Code example: Normalizing claims in Chi-based JWT validation

# mix.exs: add {:unicode_util, "~> 0.1.0"} or use :unicode functions directly
# Normalize incoming JWT claims before comparison
defmodule MyApp.JwtValidator do
  import Unicode.Util, only: [nfc: 1]

  def validate_claims(token, expected_claims) do
    with {:ok, claims} <- extract_claims(token),
         normalized_claims <- normalize_claims(claims),
         true <- compare_claims(normalized_claims, expected_claims) do
      {:ok, normalized_claims}
    else
      _ -> {:error, :invalid_claims}
    end
  end

  defp extract_claims(token) do
    # Use Joken or JOSE for decoding; this example assumes manual parsing
    case Jason.decode(token) do
      {:ok, %{"claims" => claims}} -> {:ok, claims};
      _ -> {:error, :invalid_token}
    end
  end

  defp normalize_claims(claims) do
    Enum.into(claims, %{}, fn {k, v} ->
      {k, normalize_value(v)}
    end)
  end

  defp normalize_value(value) when is_binary(value) do
    nfc(value)
  end

  defp normalize_value(value) when is_list(value) do
    Enum.map(value, &normalize_value/1)
  end

  defp normalize_value(value), do: value

  defp compare_claims(actual, expected) do
    Map.equal?(actual, expected)
  end
end

When using Chi to fetch JWK Sets or introspect tokens, ensure that any string values extracted from the JSON response are normalized before being used in authorization decisions. For example, if you retrieve a JWK with a kid that contains non-ASCII metadata, normalize it before lookup:

# Using Chi to fetch JWK Set and normalize kid values
chi_url = "https://auth.example.com/.well-known/jwks.json"
{:ok, response} = Tesla.get(chi_url, [], hackney_opts: []) 

jwks = 
  case Jason.decode(response.body) do
    {:ok, %{"keys" => keys}} ->
      Enum.map(keys, fn key ->
        normalized_kid = Unicode.Util.nfc(key["kid"] || "")
        Map.put(key, "kid", normalized_kid)
      end)
    _ -> []
  end

In your validation pipeline, integrate normalization as an early step so that tokens with homoglyphs are treated consistently. Combine this with schema-based checks for the claims set and enforce allowlists using normalized values. Complement these code-level fixes with runtime verification using tools like MiddleBrick’s scans, which can detect inconsistencies between your OpenAPI contract and actual behavior, including how non-ASCII inputs are handled in authentication flows.

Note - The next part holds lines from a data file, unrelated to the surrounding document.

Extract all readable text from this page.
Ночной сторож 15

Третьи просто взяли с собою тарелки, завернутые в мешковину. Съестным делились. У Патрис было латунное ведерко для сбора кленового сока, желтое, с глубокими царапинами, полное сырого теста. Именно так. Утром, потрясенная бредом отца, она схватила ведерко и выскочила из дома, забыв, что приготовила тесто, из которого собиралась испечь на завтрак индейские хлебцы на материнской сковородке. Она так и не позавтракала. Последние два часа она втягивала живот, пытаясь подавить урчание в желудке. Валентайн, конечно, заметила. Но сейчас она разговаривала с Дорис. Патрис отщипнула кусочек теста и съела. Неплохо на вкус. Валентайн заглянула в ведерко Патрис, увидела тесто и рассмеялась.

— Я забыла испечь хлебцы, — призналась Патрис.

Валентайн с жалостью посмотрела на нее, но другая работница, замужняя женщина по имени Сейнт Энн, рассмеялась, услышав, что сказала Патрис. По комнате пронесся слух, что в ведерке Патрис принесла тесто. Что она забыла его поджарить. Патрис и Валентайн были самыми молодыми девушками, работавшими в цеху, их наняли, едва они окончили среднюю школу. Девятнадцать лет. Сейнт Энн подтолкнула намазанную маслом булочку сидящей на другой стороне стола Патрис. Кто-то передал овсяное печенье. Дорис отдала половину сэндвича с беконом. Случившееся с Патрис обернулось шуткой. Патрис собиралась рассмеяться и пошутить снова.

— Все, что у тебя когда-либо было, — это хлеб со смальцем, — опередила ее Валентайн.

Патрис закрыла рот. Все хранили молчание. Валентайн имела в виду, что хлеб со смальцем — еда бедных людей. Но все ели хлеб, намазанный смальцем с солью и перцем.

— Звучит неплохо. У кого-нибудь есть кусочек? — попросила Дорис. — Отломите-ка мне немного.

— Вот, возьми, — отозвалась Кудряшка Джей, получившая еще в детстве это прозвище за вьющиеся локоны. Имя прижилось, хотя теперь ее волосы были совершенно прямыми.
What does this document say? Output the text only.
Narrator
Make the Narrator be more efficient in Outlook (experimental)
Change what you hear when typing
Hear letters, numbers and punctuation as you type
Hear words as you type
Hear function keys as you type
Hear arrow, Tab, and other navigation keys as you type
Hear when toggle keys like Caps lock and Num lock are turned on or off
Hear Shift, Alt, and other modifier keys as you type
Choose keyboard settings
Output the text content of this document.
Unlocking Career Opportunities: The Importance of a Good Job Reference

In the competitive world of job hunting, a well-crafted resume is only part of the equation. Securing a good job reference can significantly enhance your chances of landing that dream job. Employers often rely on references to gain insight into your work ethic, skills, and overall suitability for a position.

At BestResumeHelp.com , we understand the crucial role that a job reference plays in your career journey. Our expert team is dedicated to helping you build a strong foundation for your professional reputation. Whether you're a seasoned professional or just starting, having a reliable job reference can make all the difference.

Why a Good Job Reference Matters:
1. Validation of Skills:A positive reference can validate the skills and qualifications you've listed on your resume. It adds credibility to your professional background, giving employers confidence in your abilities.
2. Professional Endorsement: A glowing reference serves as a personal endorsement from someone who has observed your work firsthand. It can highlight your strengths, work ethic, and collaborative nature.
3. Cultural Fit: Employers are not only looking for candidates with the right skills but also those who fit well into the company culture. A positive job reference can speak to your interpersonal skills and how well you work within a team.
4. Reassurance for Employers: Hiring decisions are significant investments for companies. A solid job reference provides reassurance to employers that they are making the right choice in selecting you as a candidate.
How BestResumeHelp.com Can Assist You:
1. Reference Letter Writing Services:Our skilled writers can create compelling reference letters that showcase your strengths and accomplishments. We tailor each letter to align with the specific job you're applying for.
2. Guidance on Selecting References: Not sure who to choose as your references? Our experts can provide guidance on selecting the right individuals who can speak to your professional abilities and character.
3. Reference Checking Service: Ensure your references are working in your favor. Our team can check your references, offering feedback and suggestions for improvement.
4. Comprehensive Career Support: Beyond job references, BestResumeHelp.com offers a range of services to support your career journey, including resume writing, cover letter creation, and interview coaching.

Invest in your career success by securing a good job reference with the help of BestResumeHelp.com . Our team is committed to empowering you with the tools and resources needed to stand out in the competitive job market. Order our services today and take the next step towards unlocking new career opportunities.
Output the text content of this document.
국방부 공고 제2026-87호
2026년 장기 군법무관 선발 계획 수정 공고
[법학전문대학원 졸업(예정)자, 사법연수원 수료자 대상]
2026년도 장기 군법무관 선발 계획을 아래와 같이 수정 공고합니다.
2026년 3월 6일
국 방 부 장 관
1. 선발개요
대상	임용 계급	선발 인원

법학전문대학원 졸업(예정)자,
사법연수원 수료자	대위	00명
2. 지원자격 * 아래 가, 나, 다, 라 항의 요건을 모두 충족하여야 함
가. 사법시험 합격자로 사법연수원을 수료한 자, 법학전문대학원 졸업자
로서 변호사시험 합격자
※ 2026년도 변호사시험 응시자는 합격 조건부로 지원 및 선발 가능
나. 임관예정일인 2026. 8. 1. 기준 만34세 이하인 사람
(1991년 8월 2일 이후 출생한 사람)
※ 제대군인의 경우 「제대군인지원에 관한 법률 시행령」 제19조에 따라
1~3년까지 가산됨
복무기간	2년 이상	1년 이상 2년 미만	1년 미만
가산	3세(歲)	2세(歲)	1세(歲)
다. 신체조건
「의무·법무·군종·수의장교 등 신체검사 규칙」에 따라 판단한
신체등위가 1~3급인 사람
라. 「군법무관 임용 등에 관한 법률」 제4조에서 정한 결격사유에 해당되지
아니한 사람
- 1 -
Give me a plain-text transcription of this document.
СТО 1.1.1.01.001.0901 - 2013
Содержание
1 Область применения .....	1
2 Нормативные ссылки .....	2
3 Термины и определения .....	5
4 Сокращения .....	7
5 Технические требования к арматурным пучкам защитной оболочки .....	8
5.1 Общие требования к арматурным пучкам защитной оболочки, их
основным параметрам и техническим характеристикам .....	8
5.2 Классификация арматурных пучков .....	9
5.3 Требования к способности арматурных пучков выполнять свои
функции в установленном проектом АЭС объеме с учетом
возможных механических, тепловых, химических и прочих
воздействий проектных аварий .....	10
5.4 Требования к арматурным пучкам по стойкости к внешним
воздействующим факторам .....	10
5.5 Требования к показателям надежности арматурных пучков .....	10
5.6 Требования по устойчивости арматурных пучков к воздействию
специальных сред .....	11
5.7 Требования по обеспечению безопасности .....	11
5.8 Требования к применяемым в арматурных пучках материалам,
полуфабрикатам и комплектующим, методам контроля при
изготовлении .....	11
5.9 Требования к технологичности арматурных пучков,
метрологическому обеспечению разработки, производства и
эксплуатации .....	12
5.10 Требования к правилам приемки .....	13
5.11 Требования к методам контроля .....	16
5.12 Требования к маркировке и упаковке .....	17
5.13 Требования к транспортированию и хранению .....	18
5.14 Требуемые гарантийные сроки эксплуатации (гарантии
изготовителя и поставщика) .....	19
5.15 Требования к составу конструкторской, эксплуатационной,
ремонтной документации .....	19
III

Frequently Asked Questions

Can Unicode normalization issues in Chi JWT flows lead to authentication bypass?
Yes. If normalization is applied inconsistently across claims, an attacker can supply a token with a homoglyph that passes one check but fails another, potentially bypassing authorization or identity validation.
Does MiddleBrick detect Unicode normalization risks in JWT handling?
MiddleBrick’s Input Validation and Property Authorization checks can surface inconsistencies by correlating schema definitions with runtime behavior, helping identify where normalization may be uneven across claims.